We conclude that $j:\pi_3(SU(2))\rightarrow \pi_3(SU(4))$ is multiplication by $2$ (I'm being sloppy with signs because I want to use $i_1$ to identify each group with $\mathbb{Z}$). Thus if $X$ is the quotient $SU(4)/j(SU(2))$, then
$$\pi_3(X)\cong \mathbb{Z}/2.$$
Clearly this construction can be generalised by considering the diagonal embeddings of $SU(2)$ into $SU(2\cdot n)$ for any $n\geq2$. Another generalisation would consider the diagonal embeddings of $Sp(1)$ into $Sp(n)$.

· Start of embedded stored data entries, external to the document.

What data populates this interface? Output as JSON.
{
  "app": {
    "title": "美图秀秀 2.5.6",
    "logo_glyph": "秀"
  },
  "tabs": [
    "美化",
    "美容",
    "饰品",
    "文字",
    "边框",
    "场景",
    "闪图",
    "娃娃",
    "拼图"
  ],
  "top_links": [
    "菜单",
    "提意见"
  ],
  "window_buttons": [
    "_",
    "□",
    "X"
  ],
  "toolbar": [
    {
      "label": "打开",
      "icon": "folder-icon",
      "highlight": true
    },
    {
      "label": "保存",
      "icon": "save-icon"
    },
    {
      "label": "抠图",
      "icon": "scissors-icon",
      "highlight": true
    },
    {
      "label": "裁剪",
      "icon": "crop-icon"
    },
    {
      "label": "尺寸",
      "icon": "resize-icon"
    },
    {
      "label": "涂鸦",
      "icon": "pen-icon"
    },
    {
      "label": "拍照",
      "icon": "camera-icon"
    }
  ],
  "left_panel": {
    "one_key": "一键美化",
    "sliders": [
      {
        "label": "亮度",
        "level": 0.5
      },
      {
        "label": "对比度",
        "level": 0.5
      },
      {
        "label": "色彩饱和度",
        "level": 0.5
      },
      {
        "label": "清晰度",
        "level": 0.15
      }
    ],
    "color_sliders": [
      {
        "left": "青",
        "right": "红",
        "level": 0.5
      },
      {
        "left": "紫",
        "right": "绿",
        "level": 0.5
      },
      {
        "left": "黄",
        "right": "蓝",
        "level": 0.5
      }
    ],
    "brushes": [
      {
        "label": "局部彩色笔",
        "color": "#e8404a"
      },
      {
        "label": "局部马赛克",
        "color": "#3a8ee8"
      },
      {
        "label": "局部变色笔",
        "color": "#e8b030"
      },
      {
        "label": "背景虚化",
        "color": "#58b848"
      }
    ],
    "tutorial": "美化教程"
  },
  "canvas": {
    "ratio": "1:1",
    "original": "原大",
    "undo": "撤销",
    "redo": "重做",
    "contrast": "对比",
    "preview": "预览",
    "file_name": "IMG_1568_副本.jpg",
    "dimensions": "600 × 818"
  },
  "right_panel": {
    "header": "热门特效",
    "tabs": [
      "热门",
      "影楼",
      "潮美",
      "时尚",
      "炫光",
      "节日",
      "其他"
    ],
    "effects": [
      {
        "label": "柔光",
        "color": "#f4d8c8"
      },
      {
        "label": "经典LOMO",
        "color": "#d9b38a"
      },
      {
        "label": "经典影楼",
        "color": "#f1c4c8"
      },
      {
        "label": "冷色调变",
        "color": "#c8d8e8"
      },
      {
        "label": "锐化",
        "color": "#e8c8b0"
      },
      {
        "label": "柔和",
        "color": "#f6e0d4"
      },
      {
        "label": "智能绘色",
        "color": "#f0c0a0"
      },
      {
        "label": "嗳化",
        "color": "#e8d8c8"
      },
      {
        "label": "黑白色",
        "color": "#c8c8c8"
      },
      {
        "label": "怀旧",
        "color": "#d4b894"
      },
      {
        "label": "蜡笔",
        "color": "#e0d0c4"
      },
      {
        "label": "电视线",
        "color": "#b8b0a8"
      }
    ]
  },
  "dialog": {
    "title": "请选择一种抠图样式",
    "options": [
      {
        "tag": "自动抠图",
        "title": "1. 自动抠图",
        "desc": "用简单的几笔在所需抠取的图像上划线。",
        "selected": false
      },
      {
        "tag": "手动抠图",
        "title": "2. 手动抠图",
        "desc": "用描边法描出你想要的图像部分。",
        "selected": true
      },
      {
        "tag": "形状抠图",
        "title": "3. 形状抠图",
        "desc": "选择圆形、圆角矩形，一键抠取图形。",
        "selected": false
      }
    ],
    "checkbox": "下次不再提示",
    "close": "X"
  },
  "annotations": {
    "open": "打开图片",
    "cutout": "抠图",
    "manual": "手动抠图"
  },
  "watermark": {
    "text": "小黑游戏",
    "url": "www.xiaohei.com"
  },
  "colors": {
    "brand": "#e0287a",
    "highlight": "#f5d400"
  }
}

To tie the room together, notice that under the exceptional isomorphism
$$Spin(4)\cong Spin(3)\times Spin(3),$$
the natural inclusion $Spin(3)\hookrightarrow Spin(4)$ corresponds to the diagonal subgroup of $Spin(3)\times Spin(3)$. The group $Spin(4)$ is not simple, but the method above explains why
$$\pi_3(Spin(n)/Spin(3))\cong\mathbb{Z}/2$$
for any $n\geq5$. Of course,
$$Spin(n)/Spin(3)\cong V_{n-3}(\mathbb{R}^n)$$
for $n\geq5$ is just the Stiefel manifold of $(n-3)$-frames in $\mathbb{R}^n$.